Мне потребовалось немного больше времени, чтобы найти Дороту, чем я думал, но я оказался рядом с ней прежде, чем солнце успело склониться к закату. Девушка лежала так, как я видел её в моём видении. Лежала и тяжело дышала. Я присел рядом с ней и зашипел, увидев лужу засохшей крови. Я нежно прикоснулся к покрытому потом лбу девушки. Она очнулась и посмотрела на меня. Её глаза были ясными, чистыми и безмятежными.
– Мордимер! – Прошептала она, и её лицо осветила улыбка. – Всё-таки ты нашёл меня.
Я поцеловал её прямо в губы.
– И больше я тебя не потеряю, – пообещал я. Я погладил её по спутанным волосам. – Дорота, мне нужно осмотреть твою рану. Она сильно кровоточит, понимаешь?
Она прикрыла глаза в знак согласия.
– Я мало, что помню. Кто-то ударил меня, мне было больно, потом я убежала, и, наконец, очнулась здесь. Я уснула, и ты пришёл. – Она снова улыбнулась.

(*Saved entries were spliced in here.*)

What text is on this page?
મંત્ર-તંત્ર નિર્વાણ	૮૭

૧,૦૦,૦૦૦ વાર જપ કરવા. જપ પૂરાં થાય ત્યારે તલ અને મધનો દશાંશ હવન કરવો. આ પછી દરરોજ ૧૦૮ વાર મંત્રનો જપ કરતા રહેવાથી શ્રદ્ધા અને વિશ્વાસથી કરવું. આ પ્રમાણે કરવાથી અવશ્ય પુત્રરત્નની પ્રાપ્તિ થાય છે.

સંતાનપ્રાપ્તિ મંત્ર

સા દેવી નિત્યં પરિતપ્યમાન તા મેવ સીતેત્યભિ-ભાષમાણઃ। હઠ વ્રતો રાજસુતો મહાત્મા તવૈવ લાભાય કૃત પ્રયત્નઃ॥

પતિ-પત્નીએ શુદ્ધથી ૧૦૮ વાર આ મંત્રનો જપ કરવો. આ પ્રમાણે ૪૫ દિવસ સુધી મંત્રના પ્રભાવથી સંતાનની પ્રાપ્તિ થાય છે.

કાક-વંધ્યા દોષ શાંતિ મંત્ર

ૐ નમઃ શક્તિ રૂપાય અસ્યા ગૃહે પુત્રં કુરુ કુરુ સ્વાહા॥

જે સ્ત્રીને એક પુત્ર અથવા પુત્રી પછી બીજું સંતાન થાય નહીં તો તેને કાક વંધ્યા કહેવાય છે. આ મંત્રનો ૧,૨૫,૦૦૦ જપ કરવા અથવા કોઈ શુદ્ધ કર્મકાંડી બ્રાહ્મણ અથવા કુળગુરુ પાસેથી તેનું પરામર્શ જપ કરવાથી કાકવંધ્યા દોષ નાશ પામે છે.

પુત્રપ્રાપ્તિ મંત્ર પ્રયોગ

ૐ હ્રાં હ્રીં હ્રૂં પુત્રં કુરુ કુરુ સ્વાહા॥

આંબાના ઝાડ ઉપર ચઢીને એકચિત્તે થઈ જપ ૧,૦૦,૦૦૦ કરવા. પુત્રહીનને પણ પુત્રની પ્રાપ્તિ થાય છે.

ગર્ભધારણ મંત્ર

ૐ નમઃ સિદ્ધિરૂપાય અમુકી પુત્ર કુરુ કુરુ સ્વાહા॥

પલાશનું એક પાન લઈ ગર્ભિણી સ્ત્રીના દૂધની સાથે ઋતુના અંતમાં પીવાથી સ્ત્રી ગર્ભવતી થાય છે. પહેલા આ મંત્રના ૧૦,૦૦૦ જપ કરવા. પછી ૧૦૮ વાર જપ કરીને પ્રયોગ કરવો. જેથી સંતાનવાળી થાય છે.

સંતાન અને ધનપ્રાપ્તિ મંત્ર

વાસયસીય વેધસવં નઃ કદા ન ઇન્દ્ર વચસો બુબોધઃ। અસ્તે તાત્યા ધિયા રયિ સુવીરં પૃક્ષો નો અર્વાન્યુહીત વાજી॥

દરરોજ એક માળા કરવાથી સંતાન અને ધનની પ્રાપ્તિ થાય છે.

Ну, всё должно было быть иначе, потому что она не выдержала бы столько дней без воды. Вероятно, до этих пор она пребывала в бреду, во время которого она могла как бродить, так и есть и пить.
– Я всё посмотрю. Позволь, моя дорогая.
Я осторожно перевернул её на бок и разрезал ножом жёсткое от крови платье, чтобы добраться до раны. Во время этих процедур Доротка даже не пикнула, только задышала немного тяжелее и чуть более жалобно, чем прежде. Я разбираюсь в ранах, ибо в Академии Инквизиториума нас учили как тому, как причинять боль, так и тому, как изучать человеческое тело и лечить недуги. Рана Дороты была паскудной, глубокой и рваной, загрязнённой не только клочьями материи, но и, что ещё хуже, землёй. Теперь вдобавок она отчётливо воняла. Если бы это была нога или рука! Известно, что ампутация не является процедурой приятной, но, когда она может привести к исцелению организма, её необходимо было применять. Лучше потерять конечность, чем жизнь. Мало ли солдат потеряли руки или ноги? И как-то с этим жили. Ведь даже один из античных медиков, не помню уже его имени, утверждал, что настоящая академия для хирурга – это поле после битвы. Здесь, однако, было нечего отрезать. Гниль зашла слишком глубоко, и, кроме того, касалась живота, а ранения в живот являются одними из худших, особенно когда они загноились. Дорота проживёт ещё день-два, может, даже три, если у неё очень сильный организм. И каждый час этих дней будет выть от боли, молясь о скорейшей смерти...
– Всё будет хорошо, – прошептал я, поглаживая её по волосам.
– Как может быть хорошо?! – Закричала она. – Всё уничтожили, сожгли дом, я видела, как били...
Я обнял её, и предложение она закончила прижатой губами к моему плечу.
– Шшш... Всё правда будет хорошо. Ну побили парней, так это парни. Ни с кем ничего по-настоящему плохого не случилось. Какая-то там сломанная рука, разбитый нос, выбитые зубы. Просто глупые мужские дела.
– Правда? А дом?
– Ты сама видела, что его сожгли, – сказал я с грустью. – Мало что удалось спасти, но ребята примутся за работу и в два счёта всё восстановят.
– Ты так думаешь? Правда?
– Для тебя, моя милая? – Улыбнулся я. – Они сделают для тебя всё. Они любят тебя, и ты их любишь.
– Это правда, это правда, – прошептала она. – И тебя я тоже люблю. – Она прижалась ко мне щекой, так что её слёзы текли, словно были моими. – Ты не бросишь меня? Ты всегда будешь со мной?